08 September 2017

Being a Burmese Buddhist

When I was walking in the university campus, an old black man approached me and said hello. After a pleasant greeting, he asked where I was from. When I answered that I was from Myanmar, he seemed angry. When he asked whether I read the news about Rohingya, I said yes. He seemed more upset and asked why we people were doing horrible things.

Well, this accusation was two years ago. Civil wars have been ongoing for more than half a century in northern and eastern Myanmar, and media hardly reported about the horrible things Karen, Chin, Kachin people suffered in Myanmar. I would never deny that Myanmar military has an awful record of burning villages, killing innocent people, and raping women from ethnic minorities. I weakly apologized for Myanmar government’s wrongdoing because I wanted him to know that I did condemn any violence on any human beings.

Unfortunately, he doubted my sincerity and asked which religion I belonged to. I was stunned and hurt. I sheepishly said I was an atheist. This was not a lie but a half-truth because Buddhists don’t believe and worship the creator (God). And I am afraid that If I told the truth, he would have thought of me as a cruel evil Buddhist extremist. Usually, this interrogation is a part of being a Burmese Buddhist. Yes, I know that I am not a part of the solution, so I am a part of the problem, right? I will never defend the government’s inhuman assaults on any human beings.

But why? Why should I apologize for every Muslim I’ve ever met for ugly things that happened by other Burmese people? But I can’t help feeling guilty while answering for my country’s problems to my Muslim friends because I have a responsibility to do what is right. However, like any normal Myanmar citizen, I still can’t accept what is happening, and who to believe. According to all international media, the army and Myanmar people are committing ethnic cleansing.

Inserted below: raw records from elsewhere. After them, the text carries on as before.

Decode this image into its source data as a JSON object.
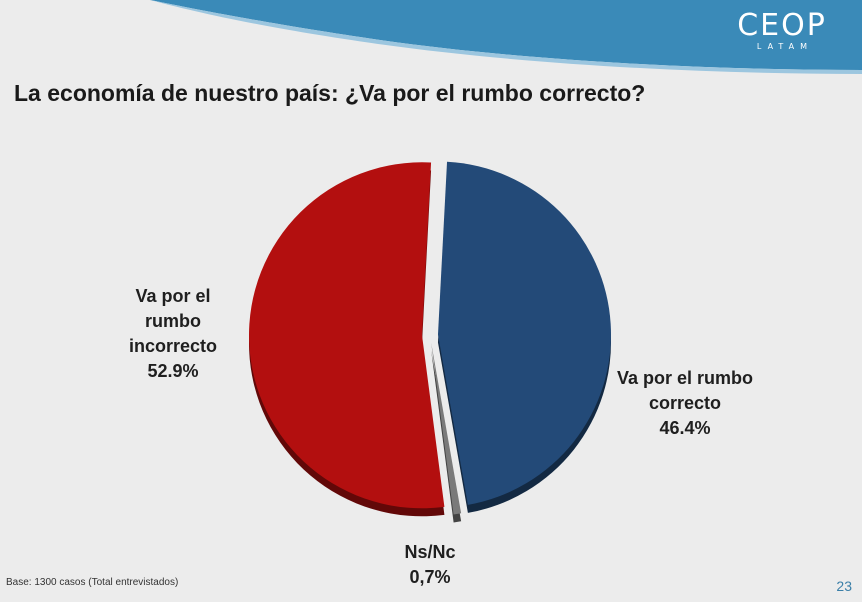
{
  "logo": {
    "main": "CEOP",
    "sub": "LATAM"
  },
  "title": "La economía de nuestro país: ¿Va por el rumbo correcto?",
  "chart_data": {
    "type": "pie",
    "title": "La economía de nuestro país: ¿Va por el rumbo correcto?",
    "slices": [
      {
        "label_lines": [
          "Va por el rumbo",
          "correcto"
        ],
        "value_text": "46.4%",
        "value": 46.4,
        "color": "#234a78"
      },
      {
        "label_lines": [
          "Ns/Nc"
        ],
        "value_text": "0,7%",
        "value": 0.7,
        "color": "#7a7a7a"
      },
      {
        "label_lines": [
          "Va por el",
          "rumbo",
          "incorrecto"
        ],
        "value_text": "52.9%",
        "value": 52.9,
        "color": "#b30f0f"
      }
    ]
  },
  "footnote": "Base: 1300 casos (Total entrevistados)",
  "page_number": "23",
  "colors": {
    "header_blue": "#3a8ab8",
    "background": "#ececec"
  }
}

It’s hard to believe because these allegations are strong and dangerous. My friend and Myanmar media reported that it is a counter-terrorism operation to catch the Rohingya militants who has been trained by terrorists and are killing Rakhine people and police. It’s also hard to agree with them because many so-called Rohingya people are innocent.

Meanwhile, should I be ashamed of being a Burmese Buddhist? I know people wouldn’t judge me for one million Rohingya deprived of human rights. But I feel blamed when I saw the words “Buddhist extremist.” I feel vulnerable and violated. I feel that all the whole world is punishing me for being a Burmese Buddhist even though Burma is not the pillar of Buddhism and all Burmese people are not responsible for the military operation in Rakhine State.

A true Buddhist always rejected the extremes. According to Buddha, the middle way or middle path is the only way which leads to liberation. Especially, monks are absolutely taught to reject extremes. If I could be given one wish, I would explain every journalist that the so-called Buddhist monks who have intention to harm other people are not Buddhists, and every sane Burmese Buddhists condemn those extremists, including extreme nationalists. But in the sad reality, life is suffering, and I take my fair share. I can be easily tolerant of misunderstandings, ignorance, and harassment, but I still want to appeal to the journalists to stop using the words Buddhist extremist together for the sake of saving one of the poorest countries from terrorist attacks.

Finally, I wish I could stop the cause of suffering on any theists or atheists, and all our suffering stories would end soon.

Mae Coe



image credits: Minzayar/Reuters

1 comment:

Anonymous said...

Love to you again!
Thanks for the post, everyday facing this issue and explaining whoever asking on it. Hope this post can reach to them as well.